Revisiting Energy-Based Model for Out-of-Distribution Detection

TL;DR

This paper proposes a novel out-of-distribution detection framework called OEST* that leverages simple data transformations to generate peripheral-distribution data, improving energy-based models' ability to distinguish in-distribution from OOD samples.

Contribution

The paper introduces OEST*, a new energy-based OOD detection method using simple transformations for data augmentation, providing a theoretically grounded energy barrier for better separation.

Findings

OEST* outperforms or matches state-of-the-art methods across benchmarks.

The energy barrier concept enhances OOD detection robustness.

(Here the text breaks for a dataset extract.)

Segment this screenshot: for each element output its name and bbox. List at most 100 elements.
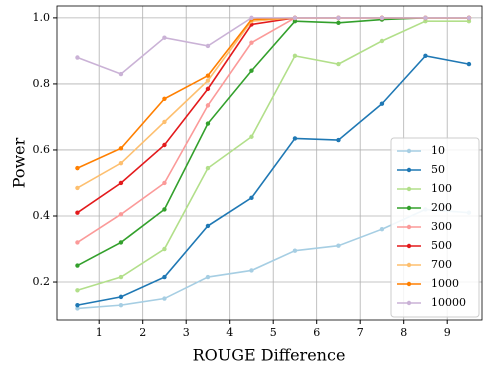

Empirical results validate the effectiveness of simple transformation-generated data.

Abstract

Out-of-distribution (OOD) detection is an essential approach to robustifying deep learning models, enabling them to identify inputs that fall outside of their trained distribution. Existing OOD detection methods usually depend on crafted data, such as specific outlier datasets or elaborate data augmentations. While this is reasonable, the frequent mismatch between crafted data and OOD data limits model robustness and generalizability. In response to this issue, we introduce Outlier Exposure by Simple Transformations (OEST), a framework that enhances OOD detection by leveraging "peripheral-distribution" (PD) data. Specifically, PD data are samples generated through simple data transformations, thus providing an efficient alternative to manually curated outliers. We adopt energy-based models (EBMs) to study PD data. We recognize the "energy barrier" in OOD detection, which characterizes the energy difference between in-distribution (ID) and OOD samples and eases detection. PD data are introduced to establish the energy barrier during training. Furthermore, this energy barrier concept motivates a theoretically grounded energy-barrier loss to replace the classical energy-bounded loss, leading to an improved paradigm, OEST*, which achieves a more effective and theoretically sound separation between ID and OOD samples. We perform empirical validation of our proposal, and extensive experiments across various benchmarks demonstrate that OEST* achieves better or similar accuracy compared with state-of-the-art methods.